Have you ever wondered how countries such as Cuba, North Korea, and China became completely socialist? It’s really not a mystery. Government officials, most of whom suffer from an insatiable thirst for power, seize upon some human tragedy or disaster and tell the people, “If you will just give us power over your lives and fortunes, we will take care of you and protect you from harm.” The citizenry, many of whom live lives of fear and insecurity, cannot pass up the bargain. What could be better than to be take care of by a paternalistic state and protected from the bad things that life presents?
Of course, it’s all a scam, one in which people surrender their freedom in the hope of achieving a feeling of safety and security, only to find that they are just as insecure as ever, if not more so, given the brutal methods that government resorts to in order to maintain its control.
As government wields increasing control over the lives and fortunes of the citizenry, the tendency to blame government itself for the problems dissipates. Like children who are scared of antagonizing their parents, who wield life or death power over them, adults in a socialist society are scared to death to upset the entity in charge of taking care of them.
I had a first-hand experience with this phenomenon when I visited Cuba several years ago. A young cab driver and his wife told me why Cubans must be very careful about criticizing the government or its socialist system. It’s not just the nonexistence of civil liberties but also because of Cuba’s socialist economic system.
Keep in mind that in a purely socialist system, the government is the owner of everything. In Cuba, while there were a few small exceptions when I was there, for all practical purposes the state was the sole employer. Let that sink in: Virtually everyone in Cuba works for the state. Thus, if an employee gets fired, he has no other employer with whom to go to work. If the state wants to get nasty by refusing to rehire a person, it can mean death by starvation.
The cab driver told me that the state never uses that power in such a brutal way. Instead, it simply transfers independent-minded employees to divisions of the “company” in other towns and cities. Thus, the cab driver told me that the state could separate him and his wife by transferring him to a city hundreds of miles away while retaining his wife in Havana.
Now, you might say, “But America still has features of a free-market system and so it’s not like in Cuba. Here, private businesses still exist, people are still free to trade, and workers are free to quit their jobs and go to others.”
That’s true but the problem we’re facing is that unless the American people put a stop to it, the inexorable trend is toward a pure socialist system. Ever since the 1920s, each new socialist and interventionist program has brought new crises, which then have been used as the excuse for new socialist and interventionist programs.
Everywhere you look today here in the United States, there is a crisis: Social Security, the drug war, Medicare, Medicaid, the monetary system, the banking system, the financial system, FDIC, welfare, terrorism, immigration. There is obviously a common denominator in all this: the federal government, and specifically its socialist and interventionist (and imperialist) programs.
But we’re not supposed to say that. Instead, we’re expected to repeat the official mantras that everyone is taught in public school and in state-supported universities: The reasons for all these crises and failures is deregulation, insufficient regulation, the wrong people in office, speculators, greed, OPEC, terrorists, Muslims, illegal aliens, or whatever. We’re simply not supposed to even suggest that it’s the system itself that is the problem.

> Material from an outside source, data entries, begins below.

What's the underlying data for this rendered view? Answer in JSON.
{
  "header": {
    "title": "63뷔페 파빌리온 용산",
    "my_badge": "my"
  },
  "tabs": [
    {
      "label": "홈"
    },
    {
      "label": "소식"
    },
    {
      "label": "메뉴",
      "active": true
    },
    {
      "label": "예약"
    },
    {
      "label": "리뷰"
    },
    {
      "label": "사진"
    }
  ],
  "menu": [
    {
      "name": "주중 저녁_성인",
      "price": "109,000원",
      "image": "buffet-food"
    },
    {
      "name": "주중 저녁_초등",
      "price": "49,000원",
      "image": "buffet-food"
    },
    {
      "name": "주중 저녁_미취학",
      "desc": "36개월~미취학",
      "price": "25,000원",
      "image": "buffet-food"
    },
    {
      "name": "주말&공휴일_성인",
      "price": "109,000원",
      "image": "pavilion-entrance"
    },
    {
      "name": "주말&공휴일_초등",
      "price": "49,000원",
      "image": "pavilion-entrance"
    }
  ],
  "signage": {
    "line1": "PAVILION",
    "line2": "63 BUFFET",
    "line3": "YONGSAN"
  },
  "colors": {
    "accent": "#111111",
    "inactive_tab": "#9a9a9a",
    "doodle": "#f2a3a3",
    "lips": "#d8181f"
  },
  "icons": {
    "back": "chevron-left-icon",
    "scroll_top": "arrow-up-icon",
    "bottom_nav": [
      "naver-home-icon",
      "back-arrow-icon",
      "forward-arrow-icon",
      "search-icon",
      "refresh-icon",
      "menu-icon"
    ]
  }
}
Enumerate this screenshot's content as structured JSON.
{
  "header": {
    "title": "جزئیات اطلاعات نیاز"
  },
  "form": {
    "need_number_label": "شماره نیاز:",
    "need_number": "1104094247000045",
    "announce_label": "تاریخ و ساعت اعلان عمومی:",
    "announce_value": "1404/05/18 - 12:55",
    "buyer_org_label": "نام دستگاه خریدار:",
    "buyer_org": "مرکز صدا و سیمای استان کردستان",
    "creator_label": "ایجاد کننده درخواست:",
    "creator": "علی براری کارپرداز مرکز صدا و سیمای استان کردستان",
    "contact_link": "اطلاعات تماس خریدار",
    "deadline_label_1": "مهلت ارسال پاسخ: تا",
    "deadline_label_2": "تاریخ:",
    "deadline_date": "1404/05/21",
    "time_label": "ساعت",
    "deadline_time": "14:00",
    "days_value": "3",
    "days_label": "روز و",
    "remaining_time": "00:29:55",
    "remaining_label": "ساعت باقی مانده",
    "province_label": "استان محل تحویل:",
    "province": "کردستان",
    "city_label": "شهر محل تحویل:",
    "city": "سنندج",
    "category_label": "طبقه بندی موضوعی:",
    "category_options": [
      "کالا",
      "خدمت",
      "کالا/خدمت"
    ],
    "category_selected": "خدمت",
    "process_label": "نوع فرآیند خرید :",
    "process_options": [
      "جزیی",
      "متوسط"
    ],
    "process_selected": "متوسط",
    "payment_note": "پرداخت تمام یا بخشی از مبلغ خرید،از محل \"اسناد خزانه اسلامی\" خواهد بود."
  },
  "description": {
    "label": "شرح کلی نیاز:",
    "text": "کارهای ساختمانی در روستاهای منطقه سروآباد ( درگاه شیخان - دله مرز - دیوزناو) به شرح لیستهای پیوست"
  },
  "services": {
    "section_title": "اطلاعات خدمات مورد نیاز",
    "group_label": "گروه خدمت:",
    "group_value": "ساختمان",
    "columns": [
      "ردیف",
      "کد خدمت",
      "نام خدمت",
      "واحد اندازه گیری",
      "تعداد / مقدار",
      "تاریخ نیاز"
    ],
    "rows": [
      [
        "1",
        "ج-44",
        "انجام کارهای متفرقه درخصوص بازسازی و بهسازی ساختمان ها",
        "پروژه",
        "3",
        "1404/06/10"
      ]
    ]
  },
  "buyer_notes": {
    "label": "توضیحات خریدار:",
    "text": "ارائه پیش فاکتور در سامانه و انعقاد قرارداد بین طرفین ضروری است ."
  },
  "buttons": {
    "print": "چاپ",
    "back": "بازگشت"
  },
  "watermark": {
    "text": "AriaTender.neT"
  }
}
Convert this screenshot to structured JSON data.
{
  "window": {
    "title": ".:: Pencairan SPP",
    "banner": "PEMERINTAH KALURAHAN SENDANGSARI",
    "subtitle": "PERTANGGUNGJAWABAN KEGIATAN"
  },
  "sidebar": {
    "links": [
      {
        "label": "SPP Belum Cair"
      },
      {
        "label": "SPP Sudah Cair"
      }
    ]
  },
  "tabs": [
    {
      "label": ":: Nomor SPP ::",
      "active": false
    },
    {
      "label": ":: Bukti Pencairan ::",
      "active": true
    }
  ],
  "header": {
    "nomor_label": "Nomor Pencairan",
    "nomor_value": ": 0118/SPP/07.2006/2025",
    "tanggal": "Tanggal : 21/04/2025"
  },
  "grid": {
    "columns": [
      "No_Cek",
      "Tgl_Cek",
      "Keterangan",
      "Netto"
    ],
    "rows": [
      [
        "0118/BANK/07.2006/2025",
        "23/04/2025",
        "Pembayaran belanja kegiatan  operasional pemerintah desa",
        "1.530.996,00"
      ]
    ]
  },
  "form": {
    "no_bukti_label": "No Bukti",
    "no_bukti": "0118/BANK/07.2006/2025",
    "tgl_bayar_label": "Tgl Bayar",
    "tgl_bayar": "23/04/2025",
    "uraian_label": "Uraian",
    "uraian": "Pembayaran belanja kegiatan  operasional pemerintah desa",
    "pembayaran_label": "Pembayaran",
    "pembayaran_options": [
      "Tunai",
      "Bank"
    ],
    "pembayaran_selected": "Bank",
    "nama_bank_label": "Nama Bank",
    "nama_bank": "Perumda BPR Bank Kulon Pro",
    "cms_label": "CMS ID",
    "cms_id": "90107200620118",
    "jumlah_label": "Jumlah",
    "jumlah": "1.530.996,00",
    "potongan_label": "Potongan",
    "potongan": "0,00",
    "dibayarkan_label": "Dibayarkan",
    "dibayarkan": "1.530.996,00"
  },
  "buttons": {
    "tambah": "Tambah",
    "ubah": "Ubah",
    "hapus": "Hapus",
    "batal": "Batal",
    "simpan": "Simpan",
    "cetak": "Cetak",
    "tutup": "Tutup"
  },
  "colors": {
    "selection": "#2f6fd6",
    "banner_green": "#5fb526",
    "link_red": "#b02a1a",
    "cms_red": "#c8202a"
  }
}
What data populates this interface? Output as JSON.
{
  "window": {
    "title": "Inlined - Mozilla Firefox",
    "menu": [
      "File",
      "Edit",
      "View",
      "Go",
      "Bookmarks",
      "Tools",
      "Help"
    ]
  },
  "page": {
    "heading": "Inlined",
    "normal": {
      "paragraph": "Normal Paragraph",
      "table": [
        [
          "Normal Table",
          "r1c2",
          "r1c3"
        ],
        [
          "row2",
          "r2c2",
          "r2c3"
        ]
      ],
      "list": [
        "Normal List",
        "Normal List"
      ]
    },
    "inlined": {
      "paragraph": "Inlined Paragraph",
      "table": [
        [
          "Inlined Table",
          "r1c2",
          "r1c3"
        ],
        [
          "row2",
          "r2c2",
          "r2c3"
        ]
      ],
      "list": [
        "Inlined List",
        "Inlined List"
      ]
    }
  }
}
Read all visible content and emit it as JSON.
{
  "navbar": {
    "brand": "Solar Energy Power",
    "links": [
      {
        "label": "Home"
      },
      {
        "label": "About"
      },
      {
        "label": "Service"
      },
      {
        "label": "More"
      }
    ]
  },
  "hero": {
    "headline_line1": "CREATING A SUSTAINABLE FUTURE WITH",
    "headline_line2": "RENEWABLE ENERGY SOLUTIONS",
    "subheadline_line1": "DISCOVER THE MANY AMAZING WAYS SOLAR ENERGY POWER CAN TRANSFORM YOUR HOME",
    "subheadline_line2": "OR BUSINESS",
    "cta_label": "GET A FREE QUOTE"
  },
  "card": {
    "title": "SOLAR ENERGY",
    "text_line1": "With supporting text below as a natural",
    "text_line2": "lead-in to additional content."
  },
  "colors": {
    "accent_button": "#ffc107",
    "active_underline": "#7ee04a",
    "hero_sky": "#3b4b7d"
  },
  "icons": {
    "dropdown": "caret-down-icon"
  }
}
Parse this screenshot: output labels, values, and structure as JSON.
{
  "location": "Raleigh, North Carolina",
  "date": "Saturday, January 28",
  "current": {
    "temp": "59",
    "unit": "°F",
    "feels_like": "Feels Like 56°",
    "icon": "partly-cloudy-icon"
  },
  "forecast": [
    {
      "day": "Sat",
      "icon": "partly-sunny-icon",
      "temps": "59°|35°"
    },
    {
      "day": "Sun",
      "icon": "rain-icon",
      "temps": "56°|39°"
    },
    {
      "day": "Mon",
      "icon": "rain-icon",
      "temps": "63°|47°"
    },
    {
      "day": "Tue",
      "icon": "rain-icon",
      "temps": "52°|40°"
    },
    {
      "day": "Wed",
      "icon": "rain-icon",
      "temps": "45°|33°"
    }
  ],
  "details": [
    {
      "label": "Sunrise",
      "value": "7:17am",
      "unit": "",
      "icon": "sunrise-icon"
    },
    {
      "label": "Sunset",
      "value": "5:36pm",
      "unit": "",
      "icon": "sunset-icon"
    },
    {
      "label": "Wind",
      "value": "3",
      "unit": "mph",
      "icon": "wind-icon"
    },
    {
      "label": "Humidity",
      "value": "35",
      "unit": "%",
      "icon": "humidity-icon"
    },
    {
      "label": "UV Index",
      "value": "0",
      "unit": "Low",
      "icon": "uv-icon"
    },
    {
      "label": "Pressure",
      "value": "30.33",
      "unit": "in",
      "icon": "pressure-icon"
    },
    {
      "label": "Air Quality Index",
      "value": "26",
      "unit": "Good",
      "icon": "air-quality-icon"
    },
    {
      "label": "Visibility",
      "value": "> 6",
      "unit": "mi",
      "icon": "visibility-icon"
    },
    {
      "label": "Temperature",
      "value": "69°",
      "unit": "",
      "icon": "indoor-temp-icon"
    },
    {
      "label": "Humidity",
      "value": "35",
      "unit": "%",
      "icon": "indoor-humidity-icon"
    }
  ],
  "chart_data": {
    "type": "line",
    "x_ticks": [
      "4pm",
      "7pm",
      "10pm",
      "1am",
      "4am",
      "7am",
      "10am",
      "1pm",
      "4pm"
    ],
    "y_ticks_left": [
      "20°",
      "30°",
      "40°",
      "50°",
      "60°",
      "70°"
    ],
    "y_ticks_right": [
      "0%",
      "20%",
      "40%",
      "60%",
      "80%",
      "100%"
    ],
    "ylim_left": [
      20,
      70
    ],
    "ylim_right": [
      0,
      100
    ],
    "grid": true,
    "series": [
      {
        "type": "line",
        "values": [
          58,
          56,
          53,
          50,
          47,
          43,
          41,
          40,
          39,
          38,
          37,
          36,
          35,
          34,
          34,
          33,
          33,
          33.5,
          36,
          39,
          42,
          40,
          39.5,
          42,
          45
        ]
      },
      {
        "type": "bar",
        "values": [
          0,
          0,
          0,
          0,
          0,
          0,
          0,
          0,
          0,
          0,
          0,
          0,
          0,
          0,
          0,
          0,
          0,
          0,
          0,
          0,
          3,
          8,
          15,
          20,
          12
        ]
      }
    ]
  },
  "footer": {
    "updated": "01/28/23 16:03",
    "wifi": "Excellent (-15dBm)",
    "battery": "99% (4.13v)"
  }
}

In Cuba, this mindset is manifested by a steadfast insistence that Cuba’s economic misery is due solely to the U.S. embargo, not Cuba’s socialist system. In the United States, it’s manifested by a steadfast insistence that the Great Depression was caused by free enterprise and greed and saved by Roosevelt’s socialist and interventionist programs. For that matter, just pointing out that Roosevelt’s programs were socialistic and fascistic in nature is practically considered an act of heresy, given the idol status that the paternalistic state has achieved for many Americans.
As Ludwig von Mises pointed out, the never-ending series of interventions ultimately leads to a complete nationalization of everything. Thus, it’s no surprise that U.S. statists are now calling for a complete government takeover of the banking industry, just like in the socialist paradise of Cuba. What next — a nationalization of the oil industry, just like in Venezuela and Mexico?
That’s the road America is headed down and has been heading down for several decades—the road to socialism, the road to serfdom. The only issue is whether freedom-loving Americans will put a stop to it before it’s too late.